Welcome! I am a 2025-2026 Stanton Nuclear Security Fellow at RAND in Washington, D.C. I am also a Faculty Associate for Research at the Institute for Regional and International Security (IRIS) at the Naval Postgraduate School. I received my PhD in political science from the University of Chicago in 2025.
For over a decade, I have worked at the intersection of research and policy on South Asian security, U.S.-India relations, and nuclear strategy. Since 2012, I have designed and led over 20 Track 1.5 strategic dialogues, war games, and tabletop exercises for U.S. government sponsors, including nine U.S.-India bilateral events. My co-edited volume, The Challenges of Nuclear Security: U.S. and Indian Perspectives (Palgrave Macmillan, 2024), grew out of this sustained bilateral engagement. I regularly brief findings and policy recommendations to senior U.S. national security officials.

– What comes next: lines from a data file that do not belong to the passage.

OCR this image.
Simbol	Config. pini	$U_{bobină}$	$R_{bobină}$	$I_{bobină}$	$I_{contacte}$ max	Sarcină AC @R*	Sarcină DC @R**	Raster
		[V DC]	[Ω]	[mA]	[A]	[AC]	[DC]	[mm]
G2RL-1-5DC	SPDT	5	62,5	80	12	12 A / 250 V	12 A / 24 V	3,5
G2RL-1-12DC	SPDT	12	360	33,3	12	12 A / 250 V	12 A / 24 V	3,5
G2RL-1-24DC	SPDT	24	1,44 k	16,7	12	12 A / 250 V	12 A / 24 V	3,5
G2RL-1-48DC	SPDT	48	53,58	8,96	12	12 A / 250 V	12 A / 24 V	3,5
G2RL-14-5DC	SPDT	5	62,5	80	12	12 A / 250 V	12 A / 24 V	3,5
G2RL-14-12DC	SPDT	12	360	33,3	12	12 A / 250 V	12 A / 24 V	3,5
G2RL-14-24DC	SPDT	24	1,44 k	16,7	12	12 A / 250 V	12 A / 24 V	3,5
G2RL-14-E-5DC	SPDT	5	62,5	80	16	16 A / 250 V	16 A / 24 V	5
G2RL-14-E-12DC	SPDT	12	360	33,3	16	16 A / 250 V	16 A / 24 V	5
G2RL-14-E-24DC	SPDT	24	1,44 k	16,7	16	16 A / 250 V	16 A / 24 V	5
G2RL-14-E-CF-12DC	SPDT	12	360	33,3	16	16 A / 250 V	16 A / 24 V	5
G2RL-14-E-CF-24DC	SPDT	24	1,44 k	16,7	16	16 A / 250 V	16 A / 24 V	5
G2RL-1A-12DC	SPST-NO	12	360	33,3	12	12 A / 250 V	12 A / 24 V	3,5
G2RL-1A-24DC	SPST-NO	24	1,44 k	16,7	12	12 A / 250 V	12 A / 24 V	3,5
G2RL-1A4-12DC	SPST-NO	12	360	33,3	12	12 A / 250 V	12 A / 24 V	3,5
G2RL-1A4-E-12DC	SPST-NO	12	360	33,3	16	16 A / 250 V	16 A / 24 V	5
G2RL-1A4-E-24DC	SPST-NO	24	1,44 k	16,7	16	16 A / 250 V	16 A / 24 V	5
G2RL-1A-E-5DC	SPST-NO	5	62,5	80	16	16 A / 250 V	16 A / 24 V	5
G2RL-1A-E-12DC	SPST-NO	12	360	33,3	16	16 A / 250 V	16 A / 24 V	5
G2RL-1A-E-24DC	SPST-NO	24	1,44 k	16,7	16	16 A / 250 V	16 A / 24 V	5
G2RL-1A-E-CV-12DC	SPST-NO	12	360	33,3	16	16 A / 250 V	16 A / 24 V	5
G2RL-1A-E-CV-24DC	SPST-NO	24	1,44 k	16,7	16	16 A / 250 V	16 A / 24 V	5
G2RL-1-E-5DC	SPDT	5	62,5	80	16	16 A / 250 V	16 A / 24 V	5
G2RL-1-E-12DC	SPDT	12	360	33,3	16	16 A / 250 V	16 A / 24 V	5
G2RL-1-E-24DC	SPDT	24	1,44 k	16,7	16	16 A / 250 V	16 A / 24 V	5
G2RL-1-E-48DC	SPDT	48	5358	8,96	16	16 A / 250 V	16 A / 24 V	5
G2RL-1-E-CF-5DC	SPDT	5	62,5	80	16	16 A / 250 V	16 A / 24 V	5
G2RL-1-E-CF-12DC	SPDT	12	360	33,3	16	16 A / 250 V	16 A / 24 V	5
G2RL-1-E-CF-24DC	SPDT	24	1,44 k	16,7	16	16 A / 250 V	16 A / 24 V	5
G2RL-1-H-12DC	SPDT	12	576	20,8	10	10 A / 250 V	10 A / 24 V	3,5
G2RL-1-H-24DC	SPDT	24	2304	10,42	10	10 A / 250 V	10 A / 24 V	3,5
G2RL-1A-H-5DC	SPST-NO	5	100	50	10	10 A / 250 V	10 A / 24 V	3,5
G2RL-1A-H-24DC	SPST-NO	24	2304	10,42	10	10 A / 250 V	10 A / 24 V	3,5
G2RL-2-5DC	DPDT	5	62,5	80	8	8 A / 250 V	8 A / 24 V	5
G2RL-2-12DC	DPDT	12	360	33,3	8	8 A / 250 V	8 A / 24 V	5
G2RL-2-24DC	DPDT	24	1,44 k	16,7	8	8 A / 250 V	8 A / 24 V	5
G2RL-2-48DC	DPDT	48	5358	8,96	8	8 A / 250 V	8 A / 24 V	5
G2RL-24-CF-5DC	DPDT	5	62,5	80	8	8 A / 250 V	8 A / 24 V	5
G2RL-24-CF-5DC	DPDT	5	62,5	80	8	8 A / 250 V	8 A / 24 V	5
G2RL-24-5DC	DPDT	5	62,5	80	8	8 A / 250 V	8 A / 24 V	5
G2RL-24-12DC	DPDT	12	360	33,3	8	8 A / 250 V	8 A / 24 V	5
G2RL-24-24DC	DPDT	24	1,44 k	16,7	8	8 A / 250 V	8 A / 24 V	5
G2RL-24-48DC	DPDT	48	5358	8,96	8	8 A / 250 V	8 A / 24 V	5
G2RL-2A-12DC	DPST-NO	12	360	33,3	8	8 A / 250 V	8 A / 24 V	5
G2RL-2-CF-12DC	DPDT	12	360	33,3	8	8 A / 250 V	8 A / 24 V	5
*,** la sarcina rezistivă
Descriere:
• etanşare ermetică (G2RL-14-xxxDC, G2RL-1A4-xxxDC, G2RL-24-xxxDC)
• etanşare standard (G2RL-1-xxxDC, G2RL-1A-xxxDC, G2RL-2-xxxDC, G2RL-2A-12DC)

These engagements directly inform my broader research agenda: how do stronger states use threats and inducements to influence their partners’ behavior, and what do those partners do about it? I am particularly interested in how partner states balance the risks associated with dependence with the rewards of close alignment. In my dissertation, I use conventional arms curtailment to investigate these issues and develop a theory of client response strategies. I assess my theory with case studies of Soviet-Iraqi and U.S.-Pakistani relations during the Cold War, drawing on multilingual archival research from six countries.
At RAND, I am extending this work to investigate how the denial of conventional weapons affects states’ decisions to pursue nuclear weapons, connecting the study of arms transfers to questions of nuclear proliferation.
My other [published work→Publications] addresses nuclear strategies and postures, deterrence stability, and the conventional arms trade.